I don’t want to kill them or trap them or anything like that. I just want them to leave me the hell alone. But it never fails that as soon as I start cutting, here come the yellow jackets buzzing around my ears and around my saws and drills. I think there is something about the smell of cut wood that attracts them.
I’ve searched the web, but there is a lot of differing info on repellents and a majority of the websites advocate a total annihilation mentality. Some things I’ve found:
Citronella
Permethrin
Blue Cypress Essential Oil
Tea Tree Oil
Deet
Has anyone found anything that works? I’m in the Chicago area and would rather not buy all of the above items just to see which works the best.
I make no claims about the following, but I’ll pass it on 'cause it’s cheap.
An outdoor, lakeside restaurant I frequent uses plastic bags full of water. The owner hangs gallon-sized glad-bags full of water all around the balcony. Approx one for each table. He claims the wasps don’t like the weird visual effects they get when they fly past them and the water refracts the background.
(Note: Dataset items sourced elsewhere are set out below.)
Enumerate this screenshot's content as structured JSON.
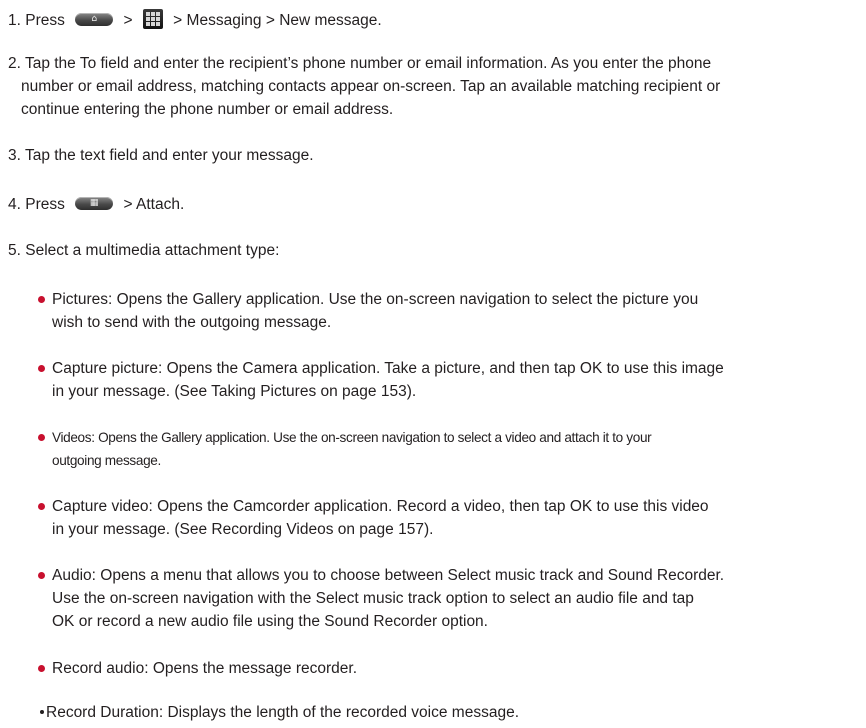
{
  "step1": {
    "num": "1. ",
    "press": "Press",
    "gt1": ">",
    "gt2": ">",
    "messaging": "Messaging",
    "gt3": ">",
    "new_message": "New message",
    "end": "."
  },
  "step2": {
    "line1": "2. Tap the To field and enter the recipient’s phone number or email information. As you enter the phone",
    "line2": "number or email address, matching contacts appear on-screen. Tap an available matching recipient or",
    "line3": "continue entering the phone number or email address."
  },
  "step3": {
    "text": "3. Tap the text field and enter your message."
  },
  "step4": {
    "press": "4. Press",
    "gt": ">",
    "attach": "Attach",
    "end": "."
  },
  "step5": {
    "text": "5. Select a multimedia attachment type:"
  },
  "bullets": {
    "pictures": {
      "term": "Pictures",
      "line1": ": Opens the Gallery application. Use the on-screen navigation to select the picture you",
      "line2": "wish to send with the outgoing message."
    },
    "capture_picture": {
      "term": "Capture picture",
      "line1": ": Opens the Camera application. Take a picture, and then tap OK to use this image",
      "line2": "in your message. (See Taking Pictures on page 153)."
    },
    "videos": {
      "term": "Videos",
      "line1": ": Opens the Gallery application. Use the on-screen navigation to select a video and attach it to your",
      "line2": "outgoing message."
    },
    "capture_video": {
      "term": "Capture video",
      "line1": ": Opens the Camcorder application. Record a video, then tap OK to use this video",
      "line2": "in your message. (See Recording Videos on page 157)."
    },
    "audio": {
      "term": "Audio",
      "line1a": ": Opens a menu that allows you to choose between ",
      "opt1": "Select music track",
      "line1b": " and ",
      "opt2": "Sound Recorder",
      "line1c": ".",
      "line2a": "Use the on-screen navigation with the ",
      "opt3": "Select music track",
      "line2b": " option to select an audio file and tap",
      "line3a": "OK or record a new audio file using the ",
      "opt4": "Sound Recorder",
      "line3b": " option."
    },
    "record_audio": {
      "term": "Record audio",
      "line1": ": Opens the message recorder."
    }
  },
  "sub_bullet": {
    "term": "Record Duration",
    "text": ": Displays the length of the recorded voice message."
  },
  "icons": {
    "home_key": "home-key-icon",
    "apps": "apps-grid-icon",
    "menu_key": "menu-key-icon"
  },
  "colors": {
    "bullet": "#c8102e",
    "text": "#231f20"
  }
}
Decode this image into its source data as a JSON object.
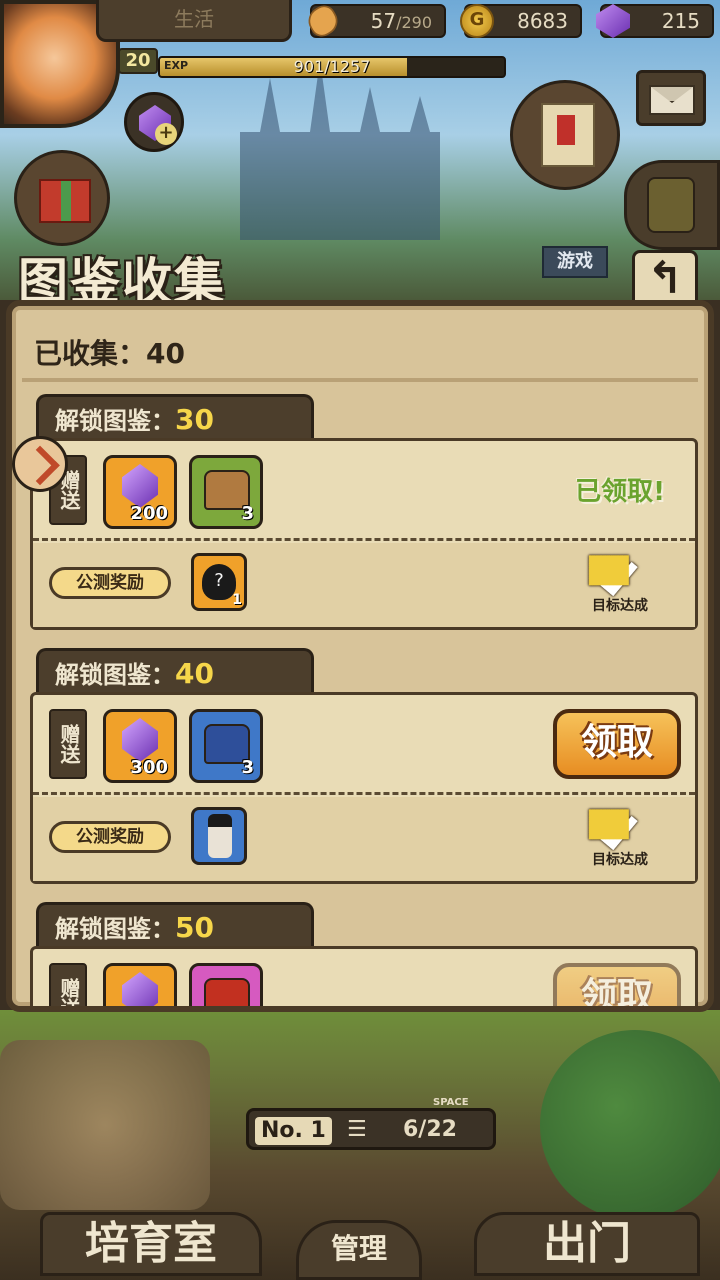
{
  "topbar": {
    "mode_tab": "生活",
    "level": "20",
    "exp_tag": "EXP",
    "exp_text": "901/1257",
    "exp_fraction": 0.717,
    "bread_value": "57",
    "bread_max": "/290",
    "gold_symbol": "G",
    "gold_value": "8683",
    "gem_value": "215"
  },
  "icons": {
    "avatar": "player-avatar",
    "gem_plus": "plus-icon",
    "mail": "mail-icon",
    "gift": "gift-icon",
    "quest": "scroll-icon",
    "bag": "backpack-icon",
    "back": "back-arrow-icon"
  },
  "side_sign": "游戏",
  "panel": {
    "title": "图鉴收集",
    "back_glyph": "↰",
    "collected_label": "已收集：40"
  },
  "cards": [
    {
      "unlock_label": "解锁图鉴：",
      "unlock_num": "30",
      "gift_label": "赠送",
      "gem_count": "200",
      "chest_count": "3",
      "chest_color": "wood",
      "status": "已领取!",
      "beta_label": "公测奖励",
      "beta_count": "1",
      "goal_text": "目标达成"
    },
    {
      "unlock_label": "解锁图鉴：",
      "unlock_num": "40",
      "gift_label": "赠送",
      "gem_count": "300",
      "chest_count": "3",
      "chest_color": "blue",
      "claim_label": "领取",
      "beta_label": "公测奖励",
      "goal_text": "目标达成"
    },
    {
      "unlock_label": "解锁图鉴：",
      "unlock_num": "50",
      "gift_label": "赠送",
      "chest_color": "pink",
      "claim_label": "领取"
    }
  ],
  "bottom": {
    "no_label": "No. 1",
    "space_label": "SPACE",
    "space_value": "6/22",
    "nav_left": "培育室",
    "nav_mid": "管理",
    "nav_right": "出门"
  },
  "colors": {
    "panel_bg": "#d8c49a",
    "claimed_text": "#6aa32e",
    "claim_button": "#e78d22",
    "highlight_number": "#f6d64a"
  }
}
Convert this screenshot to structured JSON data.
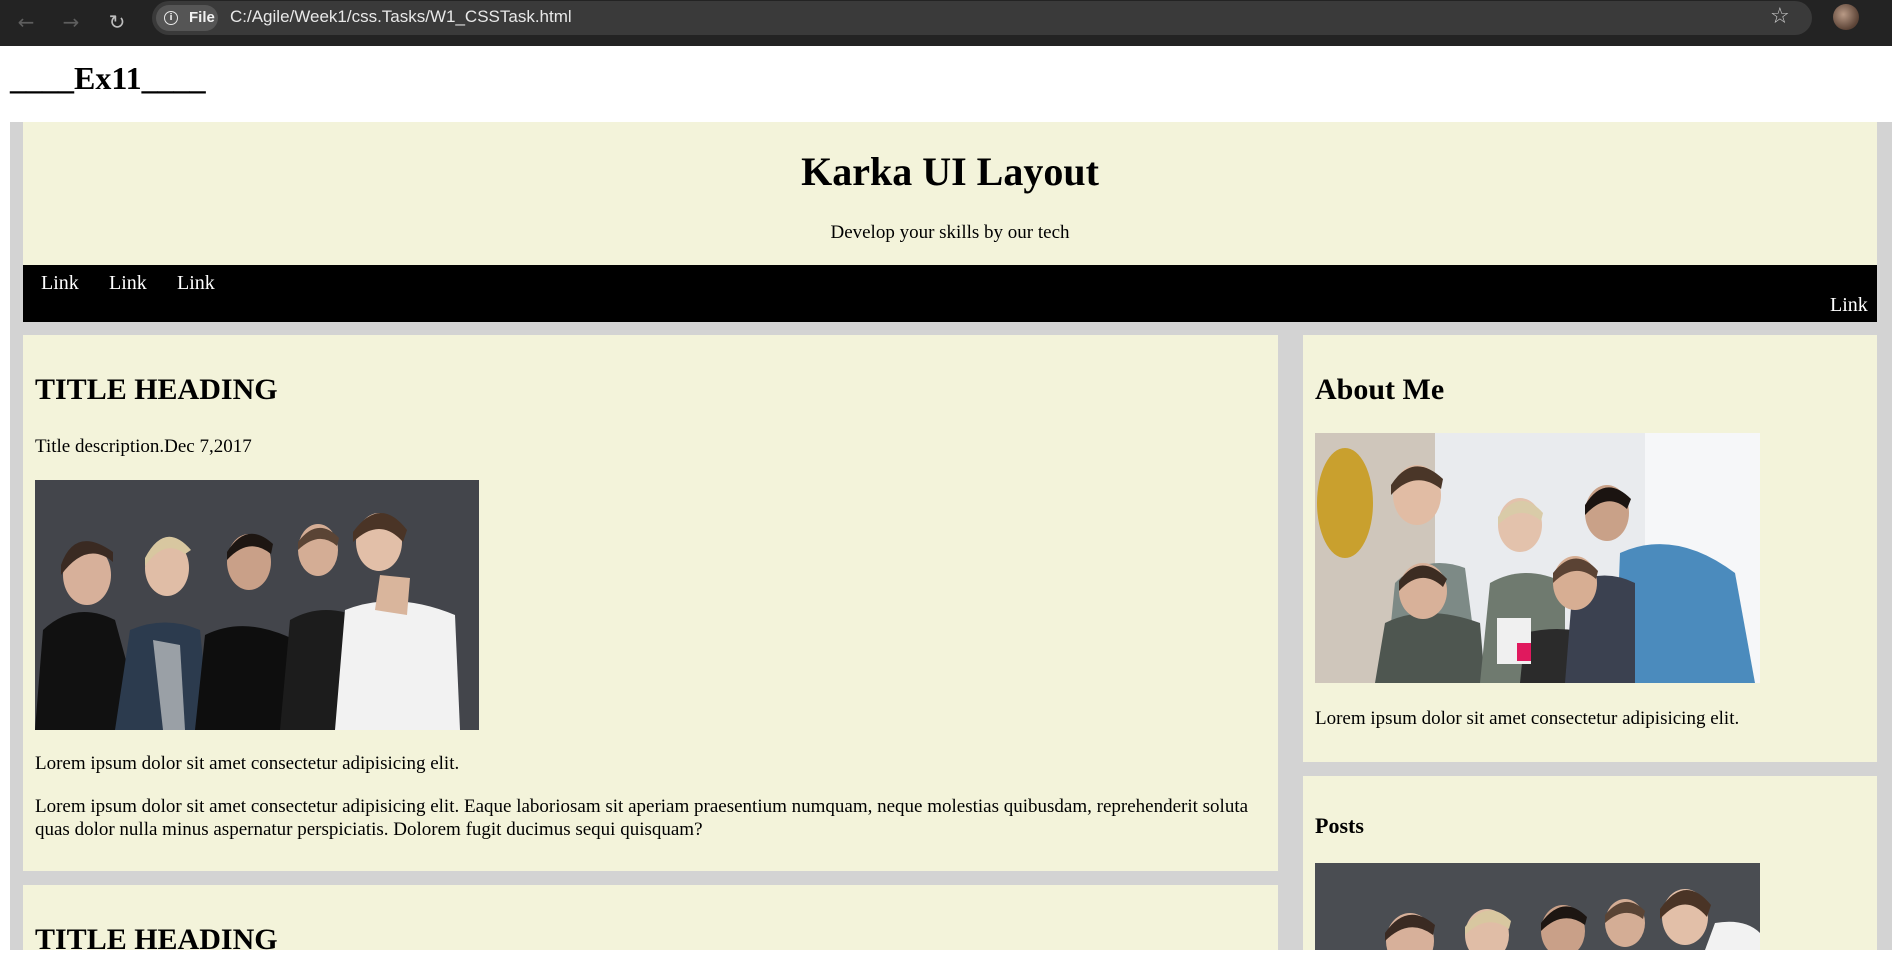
{
  "browser": {
    "url": "C:/Agile/Week1/css.Tasks/W1_CSSTask.html",
    "chip_label": "File"
  },
  "page": {
    "ex_title": "____Ex11____"
  },
  "header": {
    "title": "Karka UI Layout",
    "subtitle": "Develop your skills by our tech"
  },
  "nav": {
    "links": [
      "Link",
      "Link",
      "Link"
    ],
    "right_link": "Link"
  },
  "main": {
    "cards": [
      {
        "heading": "TITLE HEADING",
        "description": "Title description.Dec 7,2017",
        "para1": "Lorem ipsum dolor sit amet consectetur adipisicing elit.",
        "para2": "Lorem ipsum dolor sit amet consectetur adipisicing elit. Eaque laboriosam sit aperiam praesentium numquam, neque molestias quibusdam, reprehenderit soluta quas dolor nulla minus aspernatur perspiciatis. Dolorem fugit ducimus sequi quisquam?"
      },
      {
        "heading": "TITLE HEADING"
      }
    ]
  },
  "sidebar": {
    "about_heading": "About Me",
    "about_text": "Lorem ipsum dolor sit amet consectetur adipisicing elit.",
    "posts_heading": "Posts"
  },
  "colors": {
    "card_bg": "#f3f3da",
    "page_bg": "#d3d3d3",
    "nav_bg": "#000000"
  }
}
I’m dubious, but I have to admit we’re rarely bothered by wasps or yellowjackets when we eat there. We’re also not bothered by elephants, so I’m not sure that things would be any different without the baggies full of water.:rolleyes:
Sounds goofy, but it doesn’t cost anything to hang a few in your doorway.
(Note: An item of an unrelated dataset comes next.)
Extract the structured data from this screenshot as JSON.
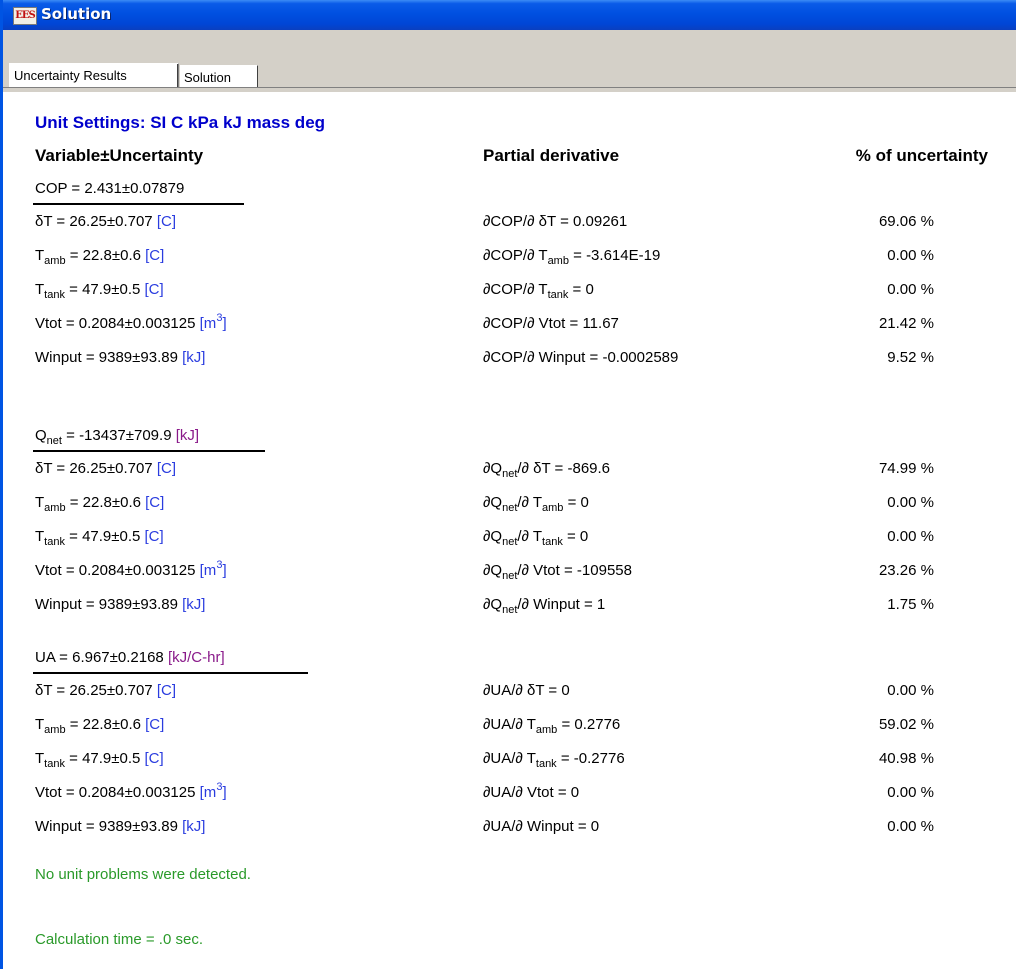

That was another thing I read about. Clear plastic bags with water and a penny in them. Apparently, they are supposed to mimic a spider web in an insect’s eyes and the penny is supposed to look like a spider.
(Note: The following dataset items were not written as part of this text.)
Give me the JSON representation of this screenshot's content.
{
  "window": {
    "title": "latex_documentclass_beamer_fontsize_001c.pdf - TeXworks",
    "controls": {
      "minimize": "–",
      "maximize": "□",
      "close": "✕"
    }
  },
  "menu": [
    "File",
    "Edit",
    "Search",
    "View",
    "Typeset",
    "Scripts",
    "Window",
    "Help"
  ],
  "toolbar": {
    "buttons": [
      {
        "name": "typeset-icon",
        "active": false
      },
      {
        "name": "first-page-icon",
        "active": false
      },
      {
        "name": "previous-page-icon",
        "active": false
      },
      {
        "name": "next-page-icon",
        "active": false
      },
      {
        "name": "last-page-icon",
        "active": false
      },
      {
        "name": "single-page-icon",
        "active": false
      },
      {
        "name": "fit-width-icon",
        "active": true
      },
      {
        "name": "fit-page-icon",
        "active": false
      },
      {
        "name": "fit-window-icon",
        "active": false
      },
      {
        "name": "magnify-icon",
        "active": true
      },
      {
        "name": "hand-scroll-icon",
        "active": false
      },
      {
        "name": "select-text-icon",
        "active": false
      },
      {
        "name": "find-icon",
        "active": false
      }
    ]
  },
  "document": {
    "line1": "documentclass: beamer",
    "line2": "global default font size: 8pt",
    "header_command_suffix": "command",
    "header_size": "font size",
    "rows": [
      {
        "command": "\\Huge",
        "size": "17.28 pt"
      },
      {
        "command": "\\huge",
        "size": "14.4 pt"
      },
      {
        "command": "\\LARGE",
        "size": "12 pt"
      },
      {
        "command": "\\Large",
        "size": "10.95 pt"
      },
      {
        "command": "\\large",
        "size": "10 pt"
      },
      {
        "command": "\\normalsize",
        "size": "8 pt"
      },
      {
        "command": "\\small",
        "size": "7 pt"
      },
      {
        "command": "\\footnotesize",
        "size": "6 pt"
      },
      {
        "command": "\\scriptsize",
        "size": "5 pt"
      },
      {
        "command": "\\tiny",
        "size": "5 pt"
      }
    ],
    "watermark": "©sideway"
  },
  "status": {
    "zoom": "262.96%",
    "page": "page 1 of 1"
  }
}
I also read something about fake hornets’ nests as well. Don’t know how well they work. One site suggested that I inflate a brown lunch bag, close off the end and hang it upside down. I guess I looks enough like a hornets’ nest that they leave the area.
I’ve done the trapping thing before, and it gets a little nasty. Just a bunch of floating carcasses. So I have to empty them every couple of days and put new bait and such in. That’s more work than I want to do.
Besides, it does nothing to really keep them away from me. They may eventually make it over to the trap, but they might be buzzing around me first.
I’ve never seen anything that repels bees, wasps, or yellow jackets. As someone who is allergic to bee stings, it is of interest to me. My solution is to ignore them and carry an epi-pen, that seems to work best.
I don’t think any of things you listed are effective against bees/wasps/YJs.
In certain parts of Georgia, a large “How 'bout them 'Dawgs” sign or bumper sticker will probably reduce the number of yellow jackets that visit…
Closed captioning for non-football fans and other godless commies–Georgia Tech’s teams are the Yellow Jackets. University of Georgia teams are the Bulldogs, pronounced “DAWGS”. The teams are arch-rivals.
To the best of my knowledge, there is no chemical (whether natural or synthetic) that will effectively keep wasps from buzzing around you. DEET (on you) might well keep them from landing (which they will tend to do from time to time, not just to be mean but because the salts in your perspiration are a nutrient to some insects).
I never heard of the fake-nest technique, but it’s not totally out of the question that it might work. The bag-of-water technique sounds unlikely to my entomological background.
I realize that you prefer not to trap, but if you should be reduced to that awful extreme, here’s a design that costs nothing and works better than commercial wasp traps.
If indeed they are being attracted to the scent of cut wood, that might indicate solitary wood wasps (if you’re in a wooded area) rather than social yellowjackets. And wood wasps can’t sting. In any case, why not set up a large fan and waft the attractive scent away from you? Even if you can’t repel them, you can at least not attract them…
I’m also in the Chicago area, and one thing I’ve read but never tried is aggressive trapping early in the spring. Relatively few hornets/etc. overwinter, so if you can knock out a large share of them early, it will limit the number of successive generations.
Yes, I realize others can fly in from your neighbors, but I’ve wondered how much this could help. Never tried it myself because they don’t bother me that much personally.
If you’re getting a lot of them wandering in when you’re workin’ yer wood out in the garage, there’s a chance they’ve got a hive/nest nearby. See if you can find it and knock it out. You’ll still get the occasional scout wandering in, but as Dinsdale notes, getting rid of the ones that are living nearby can make a big difference.
I do a lot of TIG-welding in my garage, and every now and then some bug (often a yellowjacket) will cruise by and go “WOW, that light is REALLY bright, I think I’ll fly towards it!” By the time they realize it’s actually an earthbound 11,000-degree arc of plasma instead of the sun, it’s too late, and they are seared to death.